Obviously, there’d always been some exceptions (besides Samantha), especially recently, since memory singers had been involved with Dr. Arif’s efforts from the beginning. But Honor didn’t think there’d ever been more than two or three of them in Green Bottom at any one time before.
“I know I don’t have to tell you how surprised I was when the ranger opened the car door and seven memory singers piled out!” Arif said wryly. “I’d met three of them before: Wind of Memory, Songstress, and Echo of Time.” Honor pursed her lips in a silent whistle as Arif named all three of Bright Water Clan’s senior memory singers. “Song Shadow introduced the others once they got to my office. Songkeeper and Clear Song are the senior and second singers of Laughing River Clan. Winter Voice is the senior singer of Moonlight Dancing Clan. And then”—Arif’s eyes darkened and her voice dropped—“there’s Sorrow Singer.” The linguist swallowed. “She’s the only surviving memory singer of Black Rock Clan, Honor.”
Samantha and Nimitz keened softly, and Honor inhaled sharply.
“I didn’t know any of them had survived,” she said, voice soft, when Arif paused. “I thought the entire clan had been killed.”
“As far as Sorrow Singer knows, she’s not just Black Rock’s surviving singer,” Arif said a few seconds later. “She’s the only survivor, period. And the only reason she’s alive is that she was visiting Moonlight Dancing Clan. One of her litter brothers had married into Moonlight Dancing, and their central range was just far enough away to be outside the blast area and firestorm.” The linguist shook her head slowly. “Moonlight Dancing was close enough its memory singers felt Black Rock die…and so did she.”
Honor felt her hand press her lips, felt Hamish’s arm encircle her, felt Nimitz pressing against the back of her neck, and all she could think of was the horror of a telempath — a memory singer—actually experiencing the deaths of everyone she’d ever known and loved.
“I don’t know how they kept her from suiciding,” Arif’s voice was softer than Honor’s had been. “I…have the impression it wasn’t easy.”

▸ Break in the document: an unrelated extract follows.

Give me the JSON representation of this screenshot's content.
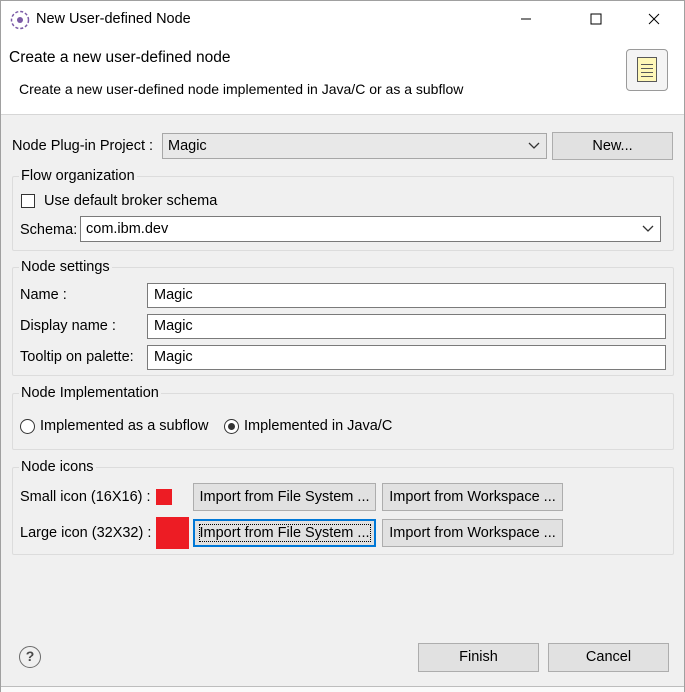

Her eyes met Honor’s from the display, and Honor nodded. Treecats who’d adopted almost never survived the deaths of their human partners. Before prolong, that had been the great tragedy of the bonds, for treecats normally lived over two hundred T-years, and their humans’ deaths had deprived them of all those additional years. Honor could think of only two ’cats in her own lifetime who’d survived their humans’ deaths: Prince Consort Justin’s companion Monroe and Samantha, herself. What it must have been like when every single person in Sorrow Singer’s Clan was ripped away from her in one brutal instant…
“It must have been terrible for all the clans in range,” Arif went on starkly, “and Moonlight Dancing was closest of all. The SFC says they’ve lost over a dozen ’cats since the strike, and others don’t look good. Which made me wonder why in God’s name the clan’s two senior memory singers were traipsing off to visit me at a time like this.”
Stillness hovered. Then, finally, Honor cleared her throat.
“Why—” She paused, her soprano husky, and cleared her throat again. “Why had they come, Adelina?”
“I know Nimitz and Samantha were off-world when it happened,” Arif said a bit obliquely, “but from what Song Shadow and the others say, every ’cat who wasn’t off-world felt it. The more distant clans felt it less strongly, thank God, but even our crew here at Green Bottom got hammered. Trust me, it was…bad. Really bad.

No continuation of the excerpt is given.